The aim of this study was to investigate the clinical effectiveness of rocuronium in low doses on conditions during rapid tracheal intubation using video laryngoscope.


Ninety-eight patients undergoing otolaryngologic surgery were randomly divided into 2 groups: group L using 0.3 mg/kg of rocuronium intravenously (n = 49) and group C using 0.6 mg/kg of rocuronium (n = 49). Sixty seconds after rocuronium administration, tracheal intubation was performed using a video laryngoscope. The overall intubation condition was evaluated along with specific conditions, including laryngoscopy condition, vocal cord position, and intubation response. Intubation profiles, including Cormack-Lehane grade, 1st attempt success rate, and intubation time, were also evaluated.

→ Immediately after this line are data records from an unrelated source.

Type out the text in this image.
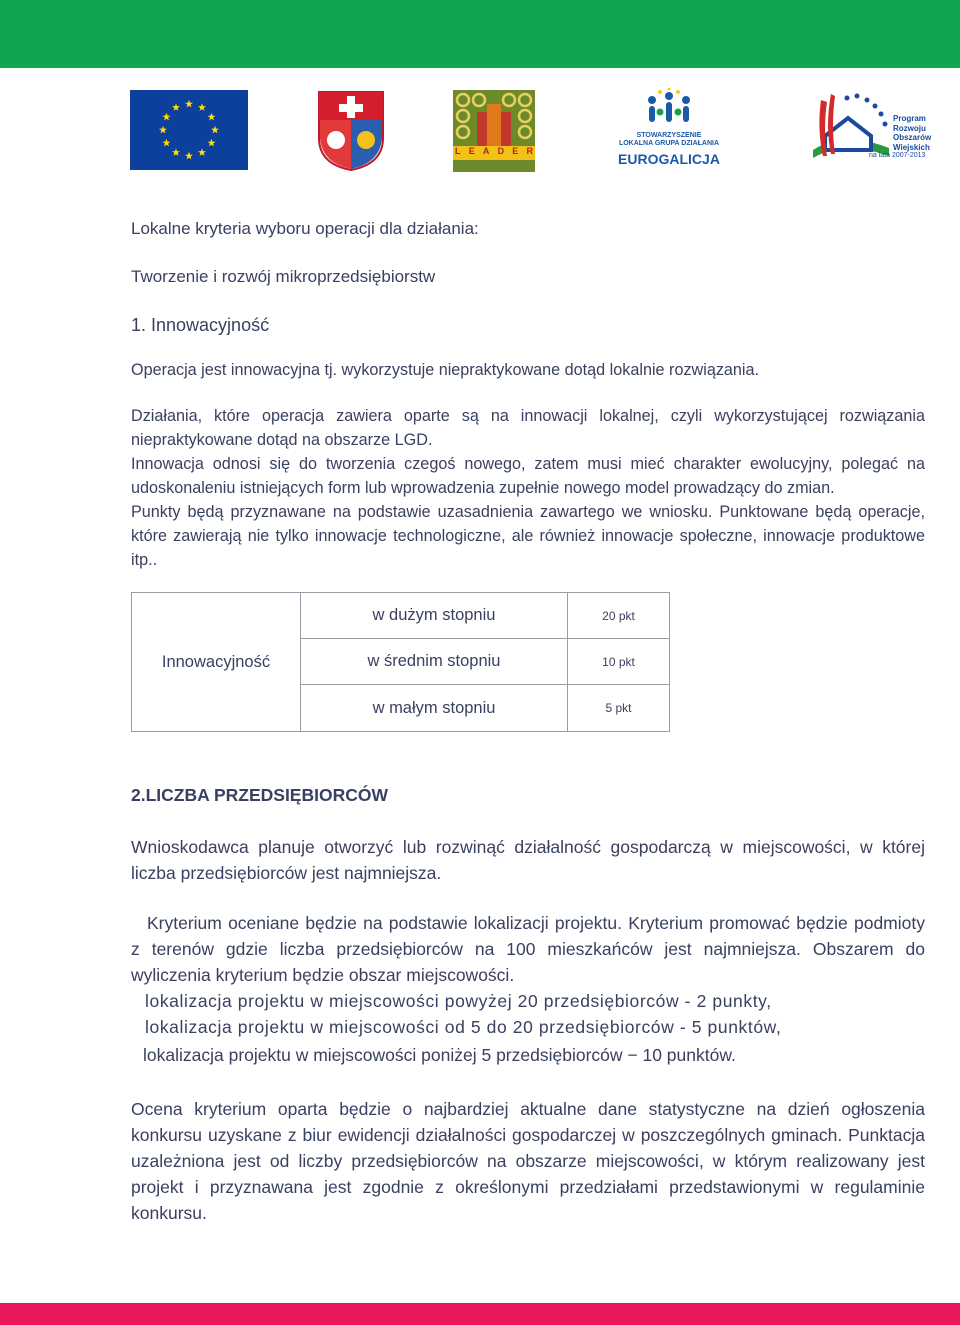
L E A D E R
STOWARZYSZENIE
LOKALNA GRUPA DZIAŁANIA
EUROGALICJA
Program
Rozwoju
Obszarów
Wiejskich
na lata 2007-2013

Lokalne kryteria wyboru operacji dla działania:

Tworzenie i rozwój mikroprzedsiębiorstw

1. Innowacyjność

Operacja jest innowacyjna tj. wykorzystuje niepraktykowane dotąd lokalnie rozwiązania.

Działania, które operacja zawiera oparte są na innowacji lokalnej, czyli wykorzystującej rozwiązania niepraktykowane dotąd na obszarze LGD.

Innowacja odnosi się do tworzenia czegoś nowego, zatem musi mieć charakter ewolucyjny, polegać na udoskonaleniu istniejących form lub wprowadzenia zupełnie nowego model prowadzący do zmian.

Punkty będą przyznawane na podstawie uzasadnienia zawartego we wniosku. Punktowane będą operacje, które zawierają nie tylko innowacje technologiczne, ale również innowacje społeczne, innowacje produktowe itp..

Innowacyjność	w dużym stopniu	20 pkt
	w średnim stopniu	10 pkt
	w małym stopniu	5 pkt

2.LICZBA PRZEDSIĘBIORCÓW

Wnioskodawca planuje otworzyć lub rozwinąć działalność gospodarczą w miejscowości, w której liczba przedsiębiorców jest najmniejsza.

Kryterium oceniane będzie na podstawie lokalizacji projektu. Kryterium promować będzie podmioty z terenów gdzie liczba przedsiębiorców na 100 mieszkańców jest najmniejsza. Obszarem do wyliczenia kryterium będzie obszar miejscowości.

lokalizacja projektu w miejscowości powyżej 20 przedsiębiorców - 2 punkty,

lokalizacja projektu w miejscowości od 5 do 20 przedsiębiorców - 5 punktów,

lokalizacja projektu w miejscowości poniżej 5 przedsiębiorców − 10 punktów.

Ocena kryterium oparta będzie o najbardziej aktualne dane statystyczne na dzień ogłoszenia konkursu uzyskane z biur ewidencji działalności gospodarczej w poszczególnych gminach. Punktacja uzależniona jest od liczby przedsiębiorców na obszarze miejscowości, w którym realizowany jest projekt i przyznawana jest zgodnie z określonymi przedziałami przedstawionymi w regulaminie konkursu.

Overall intubation conditions showed a significant difference between group L and group C (P = .003). Although the incidence of vigorous response after tracheal intubation was higher in group L than in group C (P = .022), laryngoscopy condition and vocal cord position were similar between the 2 groups (P = .145 and .070, respectively). Intubation profiles showed no differences between the 2 groups. The frequency and amount of additional rocuronium administration during surgery were also similar.


Low-dose rocuronium provided significantly worse overall intubation conditions compared to the conventional dose of rocuronium for rapid tracheal intubation. However, when using a video laryngoscope, it may provide clinically acceptable laryngeal muscle relaxation.